One day Voldemort and Darth Vader were planning world domination for a world that homosexuals could live free in. They almost destroyed all of the churches, but thought that might have been going too far, so they decided not to. The villains found Pikachu on the road one day, so they took him home. The Pikachu said, "Pikachu" which translated to, "I love you." But his ambiguous direct object caused Darth Vader and Voldemort to not understand to whom he was talking. But just then, a Pidgeotto swooped down and carried Darth Vader away so now he could fly but Voldemort couldn't fly because in Genesis the Lord said, "YOU WILL BE CURSED TO CRAWL ON YOUR BELLY!" and Voldemort was a snake. Then, Voldemort took Pikachu. The next morning, Pikachu got up to use the restroom. But, he ate Captain Crunch for breakfast, so his poo was green. On his way out of the bathroom, he met Ash. The Trainer said, "Are you ready to go home, Pikachu?" and Pikachu said, "Pikachu!" which translated to, "Hello Ash! Let's go home!" So they left.

When Voldemort woke up and realized he was alone, he was devastated. He found Pikachu's green poo and ground it up into a mystical powder, then took it to the fires of Mordor and forged it into the One Ring. But there was already a One Ring so it was a Two Ring.

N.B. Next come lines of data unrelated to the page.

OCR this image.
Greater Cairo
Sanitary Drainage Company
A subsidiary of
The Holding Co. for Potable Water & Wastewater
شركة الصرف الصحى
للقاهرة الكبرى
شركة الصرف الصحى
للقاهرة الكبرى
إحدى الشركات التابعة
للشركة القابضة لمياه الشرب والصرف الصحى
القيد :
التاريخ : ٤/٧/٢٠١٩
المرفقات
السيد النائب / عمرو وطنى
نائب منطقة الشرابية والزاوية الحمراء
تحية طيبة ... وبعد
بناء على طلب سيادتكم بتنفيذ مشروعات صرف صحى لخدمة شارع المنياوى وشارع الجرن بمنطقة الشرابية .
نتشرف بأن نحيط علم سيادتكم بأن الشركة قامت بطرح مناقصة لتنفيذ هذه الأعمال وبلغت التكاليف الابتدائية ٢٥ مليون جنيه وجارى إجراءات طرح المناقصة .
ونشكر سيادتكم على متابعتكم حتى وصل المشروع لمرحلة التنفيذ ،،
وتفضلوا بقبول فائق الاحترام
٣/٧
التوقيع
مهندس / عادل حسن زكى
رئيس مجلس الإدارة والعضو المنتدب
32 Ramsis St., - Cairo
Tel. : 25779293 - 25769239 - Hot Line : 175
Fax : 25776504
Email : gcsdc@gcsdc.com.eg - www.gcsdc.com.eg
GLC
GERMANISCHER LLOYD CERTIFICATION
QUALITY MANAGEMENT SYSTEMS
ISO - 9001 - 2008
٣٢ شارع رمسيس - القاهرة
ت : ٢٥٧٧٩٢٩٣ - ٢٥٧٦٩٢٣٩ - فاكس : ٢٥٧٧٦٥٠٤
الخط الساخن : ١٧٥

Just then, Darth Vader and his Pidgeotto came fluttering down from the abyss and the two villains were reunited. Suddenly, a big vortex appears in the sky and starts sucking up ALL of the Pokemon! Including Pidgeotto, still attached to Darth Vader's back. Pikachu was also getting dragged toward the vortex and the two villains saw him and tried to save them but to no avail. Pikachu, Darth Vader, and Pidgeotto were all sucked into the blackhole and lost forever.

Now Voldemort was all alone. Out of grief, he carved Darth Vader's initials, "DV" into his arm above his Dark Mark. And then he projected it into the sky, but nobody was paying attention so he abandoned this and traversed to Brazil where he found a snake just like him. The snake went, "ssssss" but it was pissing, not hissing. So Voldie said, "screw this" and cut off the snake's anus. Then, he met a Brazilian Wandering Spider and decided that he wanted to be spider now, not a snake. But he couldn't because in Genesis the Lord said, "YOU WILL BE CURSED TO CRAWL ON YOUR BELLY!"

So then he went to Pandora. He found the Na'vi people and killed their chief. Then, he finally underwent the transformation into a spider, but it was a giant Pandora spider. Then, he went berserk and ate the Tree of Souls and Eywa but all he could hear was the Ancestor's voices in his head and it drove him mad! He went back to Earth, New Zealand to be exact, but leaving Pandora caused him to regress back into a snake because in Genesis the Lord said, "YOU WILL BE CURSED TO CRAWL ON YOUR BELLY!"

There were Hobbit-holes everywhere! The farmer did not like them on his land, so he decided to become an architect to build more Hobbit-holes. The farmer decided he liked the Hobbit-holes so he paid Voldemort two dollars. But Voldemort was unhappy about being paid only two dollars so he disintegrated the farmer and took all of his worldly possessions and inheritance. So he went to Forks, Washington, but it was too cold and rainy there. So, he went to Rhode Island but realized he'd made a mistake.

Then, he decided he wanted to see the center of the Earth so he dug a hole but it was too hot. In his last moments of life, he crawled out of the hole. He traveled back to the fires of Mordor to destroy the Two Ring. A tremendous burst of fire sent him careening into the ocean, burned alive.

He was eaten by a squid, but the squid spit him out. Then, his ashes got eaten by a Starfish. But the starfish was eaten by a sea urchin, so really the sea urchin ate him, you know, THROUGH the starfish.